ActionKey Function/ServiceBenefit
Dynamic Risk Managementtrail_price, trail_offset in strategy.exit()Locks in profits by moving the stop-loss as the trade moves in your favor.
Community FeedbackPublish to Public LibraryGathers insights and improvement ideas from other traders.
Automated ExecutionTradingView Alerts + Webhook (e.g., TradersPost)Executes trades live without manual intervention.

Understanding how to handle missing data is important when building reliable strategies. When indicators return na values, they can cause unexpected behavior in your trade logic. The NA function in Pine Script helps manage these cases properly.

What's the difference between a Pine Script strategy and an indicator?

An indicator plots data on your chart and never touches your portfolio. A strategy does everything an indicator does, plus it simulates buy and sell orders, tracks a virtual balance, and reports performance metrics like net profit, win rate, and max drawdown in the Strategy Tester tab.

How do I declare a strategy in Pine Script v5?

Call strategy() at the top of your script: strategy("Name", overlay=true, initial_capital=10000). The overlay parameter puts signals on the price chart, and initial_capital sets the starting cash for backtesting. Every entry and exit command must come after this line.

How accurate is TradingView backtesting?

Backtesting accuracy depends on the OHLCV data from your exchange and timeframe. Results look too good if you skip commission and slippage. Set realistic rates in the Properties tab before trusting the performance summary.

Can I automate a TradingView strategy to place real trades?

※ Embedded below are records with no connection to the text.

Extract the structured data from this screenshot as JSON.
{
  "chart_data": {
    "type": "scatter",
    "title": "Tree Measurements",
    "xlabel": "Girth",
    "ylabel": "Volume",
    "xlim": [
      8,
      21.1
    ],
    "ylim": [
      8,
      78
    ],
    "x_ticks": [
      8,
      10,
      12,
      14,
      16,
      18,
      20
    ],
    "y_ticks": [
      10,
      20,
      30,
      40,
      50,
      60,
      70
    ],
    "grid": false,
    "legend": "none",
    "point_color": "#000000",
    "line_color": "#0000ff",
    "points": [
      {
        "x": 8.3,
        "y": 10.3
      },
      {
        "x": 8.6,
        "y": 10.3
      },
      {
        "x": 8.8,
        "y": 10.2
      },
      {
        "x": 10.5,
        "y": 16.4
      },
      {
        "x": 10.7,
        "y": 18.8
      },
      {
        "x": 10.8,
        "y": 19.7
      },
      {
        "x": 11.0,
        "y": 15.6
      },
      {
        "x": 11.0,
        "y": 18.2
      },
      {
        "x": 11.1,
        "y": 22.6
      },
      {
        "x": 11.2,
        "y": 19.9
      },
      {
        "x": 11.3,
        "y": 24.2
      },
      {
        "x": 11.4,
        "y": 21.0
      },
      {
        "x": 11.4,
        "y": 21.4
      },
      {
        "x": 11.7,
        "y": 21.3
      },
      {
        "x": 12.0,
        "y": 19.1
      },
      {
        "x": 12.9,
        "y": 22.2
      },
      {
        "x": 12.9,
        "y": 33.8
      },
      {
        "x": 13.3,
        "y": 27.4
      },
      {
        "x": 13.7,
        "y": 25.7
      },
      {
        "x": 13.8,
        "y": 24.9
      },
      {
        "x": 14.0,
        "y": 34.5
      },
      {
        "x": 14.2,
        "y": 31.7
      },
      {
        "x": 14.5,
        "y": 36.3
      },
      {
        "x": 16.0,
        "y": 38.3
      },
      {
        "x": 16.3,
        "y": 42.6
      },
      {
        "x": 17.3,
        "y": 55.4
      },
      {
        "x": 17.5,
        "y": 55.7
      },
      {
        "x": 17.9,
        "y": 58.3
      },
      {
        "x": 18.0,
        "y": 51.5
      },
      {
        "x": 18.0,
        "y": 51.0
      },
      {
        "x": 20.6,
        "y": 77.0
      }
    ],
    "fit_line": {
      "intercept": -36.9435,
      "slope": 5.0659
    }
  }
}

Yes. Create an alert triggered by your strategy's order fills, then point its webhook to a service like TradersPost or 3Commas. The service forwards the order to your connected broker. No manual clicks needed once it's set up.

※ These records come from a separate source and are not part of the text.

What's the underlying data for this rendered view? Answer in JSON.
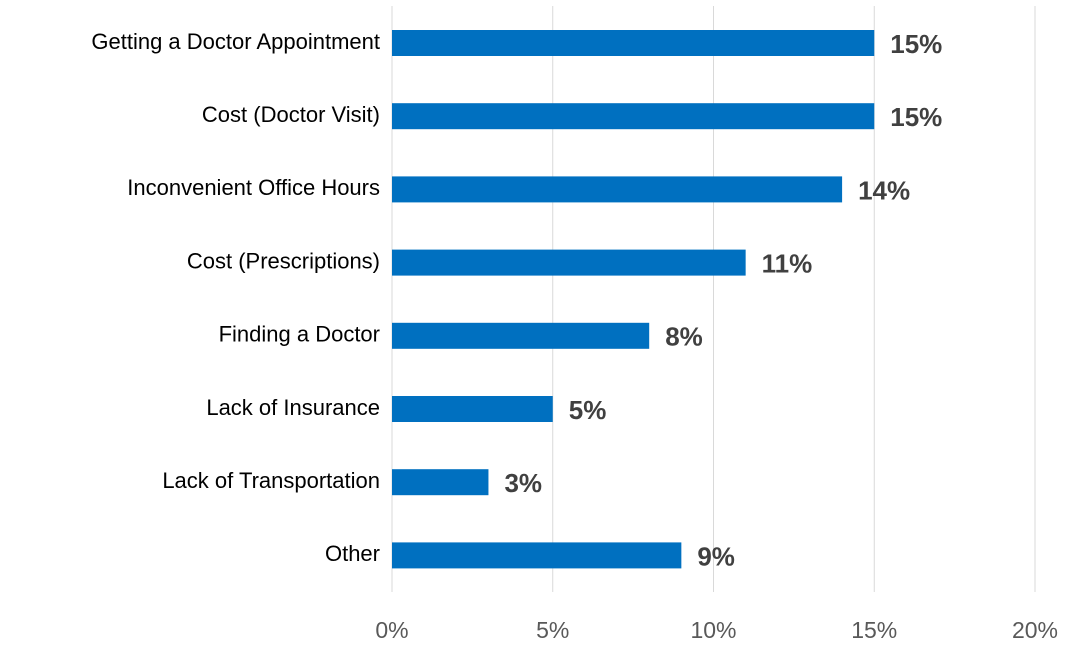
{
  "chart_data": {
    "type": "bar",
    "orientation": "horizontal",
    "categories": [
      "Getting a Doctor Appointment",
      "Cost (Doctor Visit)",
      "Inconvenient Office Hours",
      "Cost (Prescriptions)",
      "Finding a Doctor",
      "Lack of Insurance",
      "Lack of Transportation",
      "Other"
    ],
    "values": [
      15,
      15,
      14,
      11,
      8,
      5,
      3,
      9
    ],
    "value_labels": [
      "15%",
      "15%",
      "14%",
      "11%",
      "8%",
      "5%",
      "3%",
      "9%"
    ],
    "color": "#0070c0",
    "xlim": [
      0,
      20
    ],
    "xticks": [
      {
        "value": 0,
        "label": "0%"
      },
      {
        "value": 5,
        "label": "5%"
      },
      {
        "value": 10,
        "label": "10%"
      },
      {
        "value": 15,
        "label": "15%"
      },
      {
        "value": 20,
        "label": "20%"
      }
    ],
    "grid": true
  }
}
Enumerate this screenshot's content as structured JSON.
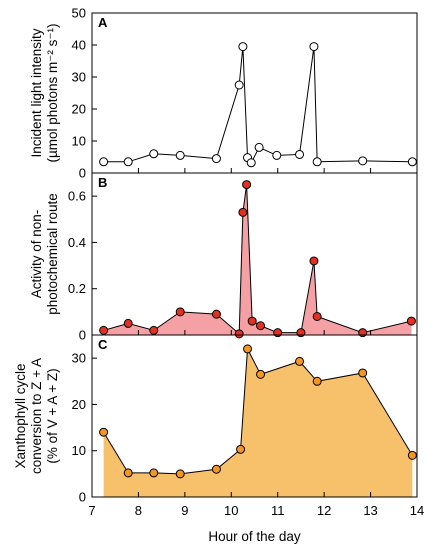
{
  "xlabel": "Hour of the day",
  "x_ticks": [
    7,
    8,
    9,
    10,
    11,
    12,
    13,
    14
  ],
  "chart_data": [
    {
      "type": "line",
      "panel": "A",
      "ylabel_lines": [
        "Incident light intensity",
        "(µmol photons m⁻² s⁻¹)"
      ],
      "xlim": [
        7,
        14
      ],
      "ylim": [
        0,
        50
      ],
      "y_ticks": [
        0,
        10,
        20,
        30,
        40,
        50
      ],
      "marker_fill": "#ffffff",
      "fill_color": null,
      "series": [
        {
          "x": [
            7.25,
            7.78,
            8.33,
            8.9,
            9.68,
            10.17,
            10.25,
            10.35,
            10.43,
            10.6,
            10.98,
            11.47,
            11.78,
            11.85,
            12.83,
            13.9
          ],
          "values": [
            3.5,
            3.5,
            6.0,
            5.5,
            4.5,
            27.5,
            39.5,
            4.8,
            3.2,
            8.0,
            5.5,
            5.8,
            39.5,
            3.5,
            3.8,
            3.5
          ]
        }
      ]
    },
    {
      "type": "area",
      "panel": "B",
      "ylabel_lines": [
        "Activity of non-",
        "photochemical route"
      ],
      "xlim": [
        7,
        14
      ],
      "ylim": [
        0,
        0.7
      ],
      "y_ticks": [
        0,
        0.2,
        0.4,
        0.6
      ],
      "marker_fill": "#e53020",
      "fill_color": "#f4a0a4",
      "series": [
        {
          "x": [
            7.25,
            7.78,
            8.33,
            8.9,
            9.68,
            10.17,
            10.25,
            10.33,
            10.45,
            10.63,
            11.0,
            11.5,
            11.78,
            11.85,
            12.83,
            13.88
          ],
          "values": [
            0.02,
            0.05,
            0.02,
            0.1,
            0.09,
            0.005,
            0.53,
            0.65,
            0.06,
            0.04,
            0.01,
            0.01,
            0.32,
            0.08,
            0.01,
            0.06
          ]
        }
      ]
    },
    {
      "type": "area",
      "panel": "C",
      "ylabel_lines": [
        "Xanthophyll cycle",
        "conversion to Z + A",
        "(% of V + A + Z)"
      ],
      "xlim": [
        7,
        14
      ],
      "ylim": [
        0,
        35
      ],
      "y_ticks": [
        0,
        10,
        20,
        30
      ],
      "marker_fill": "#f5961e",
      "fill_color": "#f7c06a",
      "series": [
        {
          "x": [
            7.25,
            7.78,
            8.33,
            8.9,
            9.68,
            10.2,
            10.35,
            10.63,
            11.47,
            11.85,
            12.83,
            13.9
          ],
          "values": [
            14,
            5.2,
            5.2,
            5.0,
            6.0,
            10.3,
            32,
            26.5,
            29.3,
            25,
            26.8,
            9
          ]
        }
      ]
    }
  ]
}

What is walk-forward analysis and why does it matter?

Walk-forward analysis splits your data into an in-sample period (used to tune parameters) and an out-of-sample period (used to test on unseen data). It prevents overfitting — the classic trap where a strategy looks amazing on past data but falls apart on live markets.

How do I add a stop-loss and take-profit in a Pine Script strategy?

Use strategy.exit() after your entry call. Example: strategy.exit("Exit Long", "Long", stop=stopPrice, limit=targetPrice). The stop parameter sets the stop-loss level and limit sets the take-profit. You can also use trail_price or trail_offset for a trailing stop that moves with the market.

Why does my Pine Script strategy show different results on different timeframes?

The number of bars, OHLCV resolution, and fill logic all change between timeframes. Higher timeframes have fewer bars, which makes statistics less reliable. Test your strategy across multiple timeframes and confirm the bar count is high enough for meaningful results.